Trump, 72, "did not undergo any procedures requiring sedation or anesthesia," said Conley, who is the physician to the president and holds the rank of commander in the U.S. Navy.
The full medical reports and recommendations are still being finalized, according to Coney's memo, which added that Trump is "is in very good health and I anticipate he will remain so for the duration of his Presidency and beyond."
The president made no comment to reporters while leaving the hospital or returning to the White House. As he was driven several hundred meters on the 98-hectare facility to a helicopter landing zone, Trump waved to journalists and minutes later, back on the South Lawn of his White House, he signaled a thumbs-up but declined to respond to a barrage of questions.
This was the second such physical exam of his presidency.
Questions were raised about the true health of the president after the first one.
The White House doctor at the time, Navy Rear Admiral Ronny Jackson, declared Trump in "excellent health," attributing it to "incredibly good genes."
The doctor also declared that he had told the president he "might live to be 200 years old" if Trump would just eat healthier foods.

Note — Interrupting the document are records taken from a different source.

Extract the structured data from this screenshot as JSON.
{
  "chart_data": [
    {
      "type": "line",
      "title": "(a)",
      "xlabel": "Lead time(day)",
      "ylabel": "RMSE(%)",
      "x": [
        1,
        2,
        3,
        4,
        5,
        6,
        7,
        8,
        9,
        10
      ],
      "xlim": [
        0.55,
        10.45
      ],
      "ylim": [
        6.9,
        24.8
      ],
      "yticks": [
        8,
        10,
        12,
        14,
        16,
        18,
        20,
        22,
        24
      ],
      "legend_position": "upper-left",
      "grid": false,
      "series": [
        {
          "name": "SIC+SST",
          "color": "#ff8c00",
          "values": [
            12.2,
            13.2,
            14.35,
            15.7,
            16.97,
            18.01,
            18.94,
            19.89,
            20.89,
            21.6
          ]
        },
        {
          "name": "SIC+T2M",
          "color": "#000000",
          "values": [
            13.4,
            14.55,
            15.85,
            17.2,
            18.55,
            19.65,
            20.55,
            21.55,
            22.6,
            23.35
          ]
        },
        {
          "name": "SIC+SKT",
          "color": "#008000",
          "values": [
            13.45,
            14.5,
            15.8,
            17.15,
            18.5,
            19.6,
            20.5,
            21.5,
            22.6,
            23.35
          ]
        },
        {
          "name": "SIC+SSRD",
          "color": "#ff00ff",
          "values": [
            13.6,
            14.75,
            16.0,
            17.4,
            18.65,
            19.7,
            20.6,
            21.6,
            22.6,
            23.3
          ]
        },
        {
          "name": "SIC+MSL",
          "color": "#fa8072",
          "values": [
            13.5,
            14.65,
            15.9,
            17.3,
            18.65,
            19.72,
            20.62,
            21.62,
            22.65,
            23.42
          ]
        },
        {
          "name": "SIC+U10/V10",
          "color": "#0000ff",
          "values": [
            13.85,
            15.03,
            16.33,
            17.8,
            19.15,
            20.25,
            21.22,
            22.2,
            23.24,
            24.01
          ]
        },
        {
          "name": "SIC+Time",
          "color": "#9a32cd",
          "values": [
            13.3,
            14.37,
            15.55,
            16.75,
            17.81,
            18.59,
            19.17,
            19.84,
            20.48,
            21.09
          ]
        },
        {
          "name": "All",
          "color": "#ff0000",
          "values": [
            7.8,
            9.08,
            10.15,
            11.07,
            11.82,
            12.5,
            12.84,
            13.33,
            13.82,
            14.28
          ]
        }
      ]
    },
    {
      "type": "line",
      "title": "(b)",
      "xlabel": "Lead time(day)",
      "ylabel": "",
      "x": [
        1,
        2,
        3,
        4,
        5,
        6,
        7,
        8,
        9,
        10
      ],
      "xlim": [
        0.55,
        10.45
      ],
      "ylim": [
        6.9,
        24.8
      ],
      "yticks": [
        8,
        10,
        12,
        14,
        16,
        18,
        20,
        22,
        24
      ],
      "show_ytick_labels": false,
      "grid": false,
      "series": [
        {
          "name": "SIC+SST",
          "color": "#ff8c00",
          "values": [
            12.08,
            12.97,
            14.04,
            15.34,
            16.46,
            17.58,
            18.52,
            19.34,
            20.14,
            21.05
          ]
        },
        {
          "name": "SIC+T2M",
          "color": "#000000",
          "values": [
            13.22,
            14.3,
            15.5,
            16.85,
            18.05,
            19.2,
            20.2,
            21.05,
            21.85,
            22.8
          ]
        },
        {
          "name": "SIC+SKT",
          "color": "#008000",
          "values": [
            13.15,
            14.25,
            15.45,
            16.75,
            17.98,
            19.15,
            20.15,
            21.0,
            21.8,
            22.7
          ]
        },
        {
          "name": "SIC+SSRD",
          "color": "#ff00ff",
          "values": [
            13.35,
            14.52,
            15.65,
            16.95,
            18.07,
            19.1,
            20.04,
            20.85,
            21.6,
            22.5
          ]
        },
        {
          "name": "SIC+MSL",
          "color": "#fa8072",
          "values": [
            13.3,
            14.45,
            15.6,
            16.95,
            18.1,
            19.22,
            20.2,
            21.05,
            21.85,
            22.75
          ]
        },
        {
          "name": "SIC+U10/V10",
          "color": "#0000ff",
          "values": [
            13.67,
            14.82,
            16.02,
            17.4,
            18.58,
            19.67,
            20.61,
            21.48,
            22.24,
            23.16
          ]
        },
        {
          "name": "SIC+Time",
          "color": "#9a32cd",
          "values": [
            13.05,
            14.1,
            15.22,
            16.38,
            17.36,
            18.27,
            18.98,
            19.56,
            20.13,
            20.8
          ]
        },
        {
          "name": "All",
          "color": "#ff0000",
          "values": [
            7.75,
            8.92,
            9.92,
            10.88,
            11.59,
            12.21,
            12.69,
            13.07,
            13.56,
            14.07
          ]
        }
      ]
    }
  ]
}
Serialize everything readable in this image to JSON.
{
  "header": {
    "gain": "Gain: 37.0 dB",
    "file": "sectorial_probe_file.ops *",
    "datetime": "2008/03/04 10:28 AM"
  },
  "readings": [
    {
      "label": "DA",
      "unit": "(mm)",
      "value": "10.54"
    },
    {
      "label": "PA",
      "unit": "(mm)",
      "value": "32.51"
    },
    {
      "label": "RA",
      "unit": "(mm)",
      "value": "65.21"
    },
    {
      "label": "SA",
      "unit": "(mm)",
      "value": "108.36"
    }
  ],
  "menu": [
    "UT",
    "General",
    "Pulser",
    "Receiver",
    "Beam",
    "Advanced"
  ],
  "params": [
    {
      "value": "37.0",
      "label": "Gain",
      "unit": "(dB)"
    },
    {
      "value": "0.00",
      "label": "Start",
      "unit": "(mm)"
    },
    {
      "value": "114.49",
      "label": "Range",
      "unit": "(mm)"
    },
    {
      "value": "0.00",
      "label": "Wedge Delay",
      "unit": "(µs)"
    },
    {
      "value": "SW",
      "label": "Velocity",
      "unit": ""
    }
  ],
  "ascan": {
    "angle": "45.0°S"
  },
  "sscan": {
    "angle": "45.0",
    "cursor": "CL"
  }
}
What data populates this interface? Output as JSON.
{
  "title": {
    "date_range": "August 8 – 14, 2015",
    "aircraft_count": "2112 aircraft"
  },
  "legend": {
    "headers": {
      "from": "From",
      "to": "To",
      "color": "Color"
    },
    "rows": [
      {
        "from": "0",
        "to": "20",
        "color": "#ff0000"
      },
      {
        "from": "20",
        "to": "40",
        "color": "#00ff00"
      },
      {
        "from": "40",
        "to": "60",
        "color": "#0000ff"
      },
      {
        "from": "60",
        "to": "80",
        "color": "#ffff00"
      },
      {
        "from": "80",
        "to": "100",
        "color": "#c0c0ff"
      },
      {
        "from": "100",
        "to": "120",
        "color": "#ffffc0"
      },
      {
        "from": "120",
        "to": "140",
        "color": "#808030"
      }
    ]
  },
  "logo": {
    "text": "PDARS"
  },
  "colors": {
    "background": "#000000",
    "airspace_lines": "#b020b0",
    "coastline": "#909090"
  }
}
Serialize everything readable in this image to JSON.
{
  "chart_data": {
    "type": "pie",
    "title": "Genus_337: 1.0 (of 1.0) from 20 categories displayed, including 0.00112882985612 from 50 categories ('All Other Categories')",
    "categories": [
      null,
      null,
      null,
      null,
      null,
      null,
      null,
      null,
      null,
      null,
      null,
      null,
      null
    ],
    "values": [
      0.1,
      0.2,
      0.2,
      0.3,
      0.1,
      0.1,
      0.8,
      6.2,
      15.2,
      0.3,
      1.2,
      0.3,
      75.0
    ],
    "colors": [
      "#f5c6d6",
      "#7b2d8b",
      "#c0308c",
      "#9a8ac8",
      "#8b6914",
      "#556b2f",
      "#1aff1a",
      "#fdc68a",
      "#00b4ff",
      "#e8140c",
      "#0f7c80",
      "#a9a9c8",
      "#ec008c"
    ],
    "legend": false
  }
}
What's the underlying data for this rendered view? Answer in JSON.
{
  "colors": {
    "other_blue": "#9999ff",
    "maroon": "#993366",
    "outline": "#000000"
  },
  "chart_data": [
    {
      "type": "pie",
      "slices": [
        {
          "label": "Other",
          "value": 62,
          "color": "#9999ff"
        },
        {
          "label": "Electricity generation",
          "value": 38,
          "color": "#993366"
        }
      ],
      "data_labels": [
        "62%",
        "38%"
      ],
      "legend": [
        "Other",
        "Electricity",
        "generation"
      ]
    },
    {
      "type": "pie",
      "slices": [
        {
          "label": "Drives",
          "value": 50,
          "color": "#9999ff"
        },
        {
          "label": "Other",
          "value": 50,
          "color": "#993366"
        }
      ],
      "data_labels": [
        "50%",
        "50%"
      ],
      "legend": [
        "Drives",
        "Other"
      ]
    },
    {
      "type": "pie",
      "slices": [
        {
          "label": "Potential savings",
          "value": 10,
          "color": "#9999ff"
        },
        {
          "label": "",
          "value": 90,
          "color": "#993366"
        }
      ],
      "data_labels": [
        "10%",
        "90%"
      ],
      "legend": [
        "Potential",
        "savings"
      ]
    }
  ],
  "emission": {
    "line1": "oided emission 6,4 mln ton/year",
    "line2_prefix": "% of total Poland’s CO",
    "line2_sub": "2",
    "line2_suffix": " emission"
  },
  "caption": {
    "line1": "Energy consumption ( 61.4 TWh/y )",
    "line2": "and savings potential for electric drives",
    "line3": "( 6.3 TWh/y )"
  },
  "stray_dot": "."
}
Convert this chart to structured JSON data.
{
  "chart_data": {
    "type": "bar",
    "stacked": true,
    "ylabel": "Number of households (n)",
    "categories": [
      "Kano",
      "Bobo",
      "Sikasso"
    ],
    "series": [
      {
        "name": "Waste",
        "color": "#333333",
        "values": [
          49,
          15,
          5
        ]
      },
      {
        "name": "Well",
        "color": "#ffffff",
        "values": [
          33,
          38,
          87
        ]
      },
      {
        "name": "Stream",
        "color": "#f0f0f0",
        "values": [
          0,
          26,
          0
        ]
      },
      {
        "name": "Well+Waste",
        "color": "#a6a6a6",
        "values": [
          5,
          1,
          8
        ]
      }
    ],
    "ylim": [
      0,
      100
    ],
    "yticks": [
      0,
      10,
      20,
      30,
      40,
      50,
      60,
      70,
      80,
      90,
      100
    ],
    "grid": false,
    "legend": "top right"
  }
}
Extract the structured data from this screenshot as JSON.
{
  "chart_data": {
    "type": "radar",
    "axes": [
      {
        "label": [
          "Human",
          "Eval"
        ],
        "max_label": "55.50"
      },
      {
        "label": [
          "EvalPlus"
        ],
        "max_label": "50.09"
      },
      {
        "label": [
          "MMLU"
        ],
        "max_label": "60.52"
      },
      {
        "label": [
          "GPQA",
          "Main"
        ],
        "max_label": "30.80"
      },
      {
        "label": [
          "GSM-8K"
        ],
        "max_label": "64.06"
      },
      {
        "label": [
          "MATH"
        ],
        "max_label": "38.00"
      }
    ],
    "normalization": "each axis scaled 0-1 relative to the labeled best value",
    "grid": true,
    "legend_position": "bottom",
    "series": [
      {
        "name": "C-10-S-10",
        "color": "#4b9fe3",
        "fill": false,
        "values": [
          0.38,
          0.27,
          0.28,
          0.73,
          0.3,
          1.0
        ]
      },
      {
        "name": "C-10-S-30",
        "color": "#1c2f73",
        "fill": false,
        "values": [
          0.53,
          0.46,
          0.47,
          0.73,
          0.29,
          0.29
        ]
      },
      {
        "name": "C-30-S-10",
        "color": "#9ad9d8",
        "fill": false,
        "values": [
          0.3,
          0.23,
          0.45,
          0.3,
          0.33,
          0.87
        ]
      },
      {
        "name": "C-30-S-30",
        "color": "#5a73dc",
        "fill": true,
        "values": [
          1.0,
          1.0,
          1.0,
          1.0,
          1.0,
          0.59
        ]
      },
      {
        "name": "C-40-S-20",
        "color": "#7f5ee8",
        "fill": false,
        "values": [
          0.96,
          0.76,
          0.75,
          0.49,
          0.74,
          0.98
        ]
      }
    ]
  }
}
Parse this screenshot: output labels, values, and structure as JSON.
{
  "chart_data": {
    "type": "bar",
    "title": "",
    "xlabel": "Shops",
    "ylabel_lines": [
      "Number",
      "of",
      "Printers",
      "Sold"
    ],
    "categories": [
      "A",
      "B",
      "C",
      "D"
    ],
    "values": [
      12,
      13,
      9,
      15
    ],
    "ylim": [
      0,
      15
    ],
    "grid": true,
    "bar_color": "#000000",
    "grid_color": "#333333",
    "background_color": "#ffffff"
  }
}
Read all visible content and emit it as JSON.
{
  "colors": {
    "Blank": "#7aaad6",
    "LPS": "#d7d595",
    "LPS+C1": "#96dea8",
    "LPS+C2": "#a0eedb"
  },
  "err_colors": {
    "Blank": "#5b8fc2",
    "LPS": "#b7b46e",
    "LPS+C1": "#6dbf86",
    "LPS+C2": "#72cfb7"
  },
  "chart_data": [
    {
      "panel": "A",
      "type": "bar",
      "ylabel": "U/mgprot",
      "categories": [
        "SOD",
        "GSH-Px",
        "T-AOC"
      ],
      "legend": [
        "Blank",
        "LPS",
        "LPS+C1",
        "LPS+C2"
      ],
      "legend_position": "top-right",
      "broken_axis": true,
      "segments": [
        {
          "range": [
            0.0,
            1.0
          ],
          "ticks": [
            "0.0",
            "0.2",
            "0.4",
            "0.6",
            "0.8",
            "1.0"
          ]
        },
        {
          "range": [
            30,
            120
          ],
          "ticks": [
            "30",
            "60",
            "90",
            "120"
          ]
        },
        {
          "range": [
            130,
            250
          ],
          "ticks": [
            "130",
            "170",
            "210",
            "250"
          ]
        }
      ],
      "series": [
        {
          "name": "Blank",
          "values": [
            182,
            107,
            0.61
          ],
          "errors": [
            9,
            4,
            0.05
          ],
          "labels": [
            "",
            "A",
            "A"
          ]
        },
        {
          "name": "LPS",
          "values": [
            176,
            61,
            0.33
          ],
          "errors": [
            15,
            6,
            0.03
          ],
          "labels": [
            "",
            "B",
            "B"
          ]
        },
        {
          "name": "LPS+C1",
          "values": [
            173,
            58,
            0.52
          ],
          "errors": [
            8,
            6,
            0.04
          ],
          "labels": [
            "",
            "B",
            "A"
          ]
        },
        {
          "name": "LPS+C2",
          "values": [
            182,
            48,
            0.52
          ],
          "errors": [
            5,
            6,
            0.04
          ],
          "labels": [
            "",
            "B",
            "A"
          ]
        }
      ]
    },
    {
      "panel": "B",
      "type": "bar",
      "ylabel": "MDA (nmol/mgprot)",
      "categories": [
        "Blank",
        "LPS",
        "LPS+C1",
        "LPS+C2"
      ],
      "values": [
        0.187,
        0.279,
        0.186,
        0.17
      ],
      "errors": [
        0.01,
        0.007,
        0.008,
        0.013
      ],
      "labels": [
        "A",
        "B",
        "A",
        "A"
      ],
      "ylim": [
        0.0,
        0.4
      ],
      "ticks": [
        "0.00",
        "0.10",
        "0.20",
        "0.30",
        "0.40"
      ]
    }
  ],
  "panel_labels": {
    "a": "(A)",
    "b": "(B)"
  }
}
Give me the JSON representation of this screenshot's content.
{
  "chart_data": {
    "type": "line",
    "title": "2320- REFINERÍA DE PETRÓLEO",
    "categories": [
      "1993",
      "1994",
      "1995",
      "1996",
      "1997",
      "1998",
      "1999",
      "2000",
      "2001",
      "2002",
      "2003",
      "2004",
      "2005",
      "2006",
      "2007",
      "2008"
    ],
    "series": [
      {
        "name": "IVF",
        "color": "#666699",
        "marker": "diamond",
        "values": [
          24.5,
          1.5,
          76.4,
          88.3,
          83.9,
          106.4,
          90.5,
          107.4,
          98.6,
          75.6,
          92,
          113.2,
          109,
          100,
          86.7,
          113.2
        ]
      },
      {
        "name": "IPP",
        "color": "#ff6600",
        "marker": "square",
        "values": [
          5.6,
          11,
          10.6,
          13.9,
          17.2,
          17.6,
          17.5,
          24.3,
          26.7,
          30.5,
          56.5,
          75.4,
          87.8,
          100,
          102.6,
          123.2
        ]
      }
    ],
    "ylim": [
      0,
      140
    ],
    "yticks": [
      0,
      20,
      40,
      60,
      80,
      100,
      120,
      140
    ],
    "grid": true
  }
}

After the 2018 physical, Jackson told reporters the president weighed 108 kilograms (239 pounds) and could reasonably lose approximately 4 to 7 kilograms (10 to 15 pounds).
Jackson last year said Trump would undergo a colonoscopy in 2019. The procedure apparently was not performed on Friday.
Jackson later was nominated by Trump to run the Department of Veteran Affairs, but the admiral withdrew his name after allegations of misconduct surfaced, including accusations he improperly dispensed medication.
The admiral denied the allegations, which Trump called "lies," the president subsequently recommended him for a second star (higher military rank), and the president recently promoted him to White House chief medical adviser.